Inisiator pelaksana kegiatan Suswadi, A.Md., mengatakan pemasangan baliho ini lahir dari keprihatinan bersama terhadap masih maraknya pelanggaran lalu lintas di kawasan Tebas.

“Kami melihat masih sering terjadi pelanggaran, seperti penggunaan knalpot tidak sesuai spesifikasi dan pengendara yang melaju dengan kecepatan tinggi di kawasan ramai. Karena itu, kami berinisiatif mengajak semua elemen untuk bergerak bersama mengingatkan masyarakat. Apa lagi sekarang lalu lintas semakin padat di Kota Tebas,” ujarnya.

Suswadi, A.Md., menyampaikan apresiasi dan ucapan terima kasih kepada seluruh pihak yang telah mendukung terselenggaranya kegiatan tersebut.

“Kami mengucapkan terima kasih kepada Satlantas Polres Sambas, Dinas Perhubungan Kabupaten Sambas, Jasa Raharja Cabang Singkawang, Pemerintah Kecamatan Tebas, Polsek Tebas, Koramil Tebas, serta seluruh ormas, pemuda, dan alumni sekolah yang telah berpartisipasi dan bersinergi dalam kegiatan ini,” ucapnya.

Ia berharap kerja sama lintas sektor ini dapat terus terjalin ke depannya dalam berbagai kegiatan sosial dan kemasyarakatan, khususnya yang berkaitan dengan keselamatan dan ketertiban berlalu lintas.

“Semoga kolaborasi seperti ini dapat terus berlanjut demi menciptakan Tebas yang aman, tertib, dan nyaman bagi seluruh masyarakat,” tambahnya.

Perwakilan Biak Gettak Tabbas (Bigets) Iskandar Dinata, mengatakan kegiatan ini merupakan wujud kepedulian bersama terhadap keselamatan warga.

“Kami ingin mengingatkan bahwa keselamatan di jalan adalah tanggung jawab bersama. Dengan baliho ini, kami berharap masyarakat bisa lebih tertib, mengurangi kecepatan di kawasan ramai, dan tidak menggunakan knalpot yang mengganggu,” ujarnya.

Senada dengan itu, perwakilan Pemuda Peduli Tebas (PPT), Ruslan menilai kolaborasi lintas sektor ini menjadi contoh positif bagi generasi muda.

“Kegiatan ini menunjukkan bahwa pemuda, ormas, dan aparat bisa bersinergi demi kepentingan masyarakat.

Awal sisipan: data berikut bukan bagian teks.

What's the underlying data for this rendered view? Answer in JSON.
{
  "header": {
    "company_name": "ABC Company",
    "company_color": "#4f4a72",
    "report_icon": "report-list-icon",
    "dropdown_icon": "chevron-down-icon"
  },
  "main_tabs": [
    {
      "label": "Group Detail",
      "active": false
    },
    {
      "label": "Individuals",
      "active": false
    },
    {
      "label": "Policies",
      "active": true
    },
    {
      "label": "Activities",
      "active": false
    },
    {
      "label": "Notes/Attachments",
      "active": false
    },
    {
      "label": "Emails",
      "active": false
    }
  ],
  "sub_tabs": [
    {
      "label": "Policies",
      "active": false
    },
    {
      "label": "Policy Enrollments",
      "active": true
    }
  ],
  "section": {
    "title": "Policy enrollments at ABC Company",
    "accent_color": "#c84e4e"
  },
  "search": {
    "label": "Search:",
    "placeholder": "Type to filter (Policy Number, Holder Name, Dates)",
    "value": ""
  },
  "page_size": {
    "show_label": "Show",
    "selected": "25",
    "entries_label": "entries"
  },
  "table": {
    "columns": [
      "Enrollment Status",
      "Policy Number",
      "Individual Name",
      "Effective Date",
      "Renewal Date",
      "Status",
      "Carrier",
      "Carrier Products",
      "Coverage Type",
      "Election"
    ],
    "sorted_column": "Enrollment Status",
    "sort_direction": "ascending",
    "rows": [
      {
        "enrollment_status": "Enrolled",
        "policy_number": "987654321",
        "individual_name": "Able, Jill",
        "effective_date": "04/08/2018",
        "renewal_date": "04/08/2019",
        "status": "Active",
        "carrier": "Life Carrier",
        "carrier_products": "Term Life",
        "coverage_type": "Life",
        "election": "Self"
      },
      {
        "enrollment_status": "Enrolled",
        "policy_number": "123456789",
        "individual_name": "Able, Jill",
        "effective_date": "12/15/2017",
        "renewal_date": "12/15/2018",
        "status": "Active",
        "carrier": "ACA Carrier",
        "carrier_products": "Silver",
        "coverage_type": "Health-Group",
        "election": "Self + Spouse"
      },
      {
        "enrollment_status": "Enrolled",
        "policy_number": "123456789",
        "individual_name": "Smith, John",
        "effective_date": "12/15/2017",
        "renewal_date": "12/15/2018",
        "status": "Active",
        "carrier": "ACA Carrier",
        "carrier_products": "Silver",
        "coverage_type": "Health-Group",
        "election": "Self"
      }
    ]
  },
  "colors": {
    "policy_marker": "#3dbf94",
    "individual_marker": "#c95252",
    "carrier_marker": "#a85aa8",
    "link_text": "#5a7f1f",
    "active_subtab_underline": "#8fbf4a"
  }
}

Harapannya, kesadaran berlalu lintas bisa tumbuh dari diri sendiri,” katanya.

Perwakilan Aspirasi Kamas, Mulyadi mengatakan sinergi antara ormas, pemuda, dan aparat merupakan kunci menciptakan budaya berlalu lintas yang beretika.

“Keselamatan di jalan tidak bisa dibebankan hanya kepada aparat. Dibutuhkan kesadaran kolektif masyarakat. Kegiatan ini menjadi bukti bahwa kolaborasi lintas sektor bisa berjalan dengan baik,” tuturnya.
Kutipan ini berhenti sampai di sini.